I am a fraudulent landscape architect. Here's why.
I work at a landscape / urban design / open-space planning firm in Berlin. I had never heard of the firm until I came to Berlin; all of their projects are in Germany and they have just a handful of realized projects - but they are interesting projects - memorials for the berlin wall and concentration camps. I narrowed them down to the category of 'firms that get a printed portfolio' (as opposed to an emailed application) because I noticed that they had won some big competitions lately, and, well, I try to work strategically.
I liked their work, what I could see of it anyways. And I really wanted to work at a landscape firm even though entry level landscape architects typically make less money than graduate architects. I am quite eager to learn as much as I can about public space, good urban design, public parks, and natural projects in urban areas since that's where my interests lay.
One day I would like to work on industrial and urban remediation projects. Of course I'm passionate about good design in general, but I love working with nature and natural systems. I like micro-ecosystems and surprising contrasts between nature and urbanization. I like the minute details of things that no one really registers in their day to day life: the difference in paving materials between bike paths and sidewalks; leash hooks for dogs outside grocery stores; window boxes with flowers; paintings on the sidewalk; basically any kind of urban intervention. I think these things ease our relationship with the city and make us feel welcome. I think they help to build a connection to place. They make you feel comfortable. At home.
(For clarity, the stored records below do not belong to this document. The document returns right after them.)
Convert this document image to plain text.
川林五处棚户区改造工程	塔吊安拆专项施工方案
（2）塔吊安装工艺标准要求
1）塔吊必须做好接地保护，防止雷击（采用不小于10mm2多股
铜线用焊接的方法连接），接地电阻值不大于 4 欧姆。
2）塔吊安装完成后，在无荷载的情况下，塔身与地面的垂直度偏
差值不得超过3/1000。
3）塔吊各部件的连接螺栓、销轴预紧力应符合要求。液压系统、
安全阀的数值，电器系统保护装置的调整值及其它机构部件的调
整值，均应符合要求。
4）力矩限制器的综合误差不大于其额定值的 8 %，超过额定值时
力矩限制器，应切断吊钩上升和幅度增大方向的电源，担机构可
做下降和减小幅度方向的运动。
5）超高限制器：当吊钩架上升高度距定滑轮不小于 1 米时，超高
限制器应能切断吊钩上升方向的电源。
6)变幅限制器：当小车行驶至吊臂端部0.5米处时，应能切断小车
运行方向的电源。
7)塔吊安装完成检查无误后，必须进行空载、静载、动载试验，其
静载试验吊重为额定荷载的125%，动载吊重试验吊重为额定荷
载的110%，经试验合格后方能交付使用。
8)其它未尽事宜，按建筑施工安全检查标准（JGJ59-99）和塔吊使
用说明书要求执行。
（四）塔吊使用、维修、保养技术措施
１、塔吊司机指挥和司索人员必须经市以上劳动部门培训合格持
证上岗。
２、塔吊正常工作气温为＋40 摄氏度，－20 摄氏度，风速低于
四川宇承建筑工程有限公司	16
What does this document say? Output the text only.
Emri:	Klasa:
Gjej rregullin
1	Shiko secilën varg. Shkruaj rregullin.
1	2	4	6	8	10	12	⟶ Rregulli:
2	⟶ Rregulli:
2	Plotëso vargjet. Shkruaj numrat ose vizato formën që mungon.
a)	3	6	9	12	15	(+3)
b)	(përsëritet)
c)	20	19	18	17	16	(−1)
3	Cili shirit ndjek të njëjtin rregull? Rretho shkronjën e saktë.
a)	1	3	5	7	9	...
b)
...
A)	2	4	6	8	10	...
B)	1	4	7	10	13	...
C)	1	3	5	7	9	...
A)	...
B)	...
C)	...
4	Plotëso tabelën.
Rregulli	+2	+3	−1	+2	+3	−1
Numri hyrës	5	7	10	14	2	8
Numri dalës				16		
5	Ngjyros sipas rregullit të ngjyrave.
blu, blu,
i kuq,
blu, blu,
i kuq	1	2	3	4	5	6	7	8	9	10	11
At work, I haven't yet had the opportunity to feel involved with a project since I've just been helping with odds and ends of various existing projects. But they just decided to enter a competition to redesign the old (main market square) in Nürnberg and I've been told I'm on the team. The square has been a market since about 1340 and I think it will be a very challenging and interesting project to work on. After all, how many chances do you get to make ideas for a medieval square that has been around for almost 7 centuries?
Public spaces... last. For a long, long time. They are really the main connection points of people to a city. When Nürnberg was bombed in 1945, one of the first things they did after the war was rebuild the old squares and churches. Places where people gather. The public spaces.
I still feel awkward and strange at work; waiting for work to be given to me and not being free to suggest things since I don't get the full meaning of what's distilled to me from German to English. But I know I am in the right field. I truly enjoy what I do all day. I'm excited about the projects we work on and I'm excited to see how projects are executed in the real world.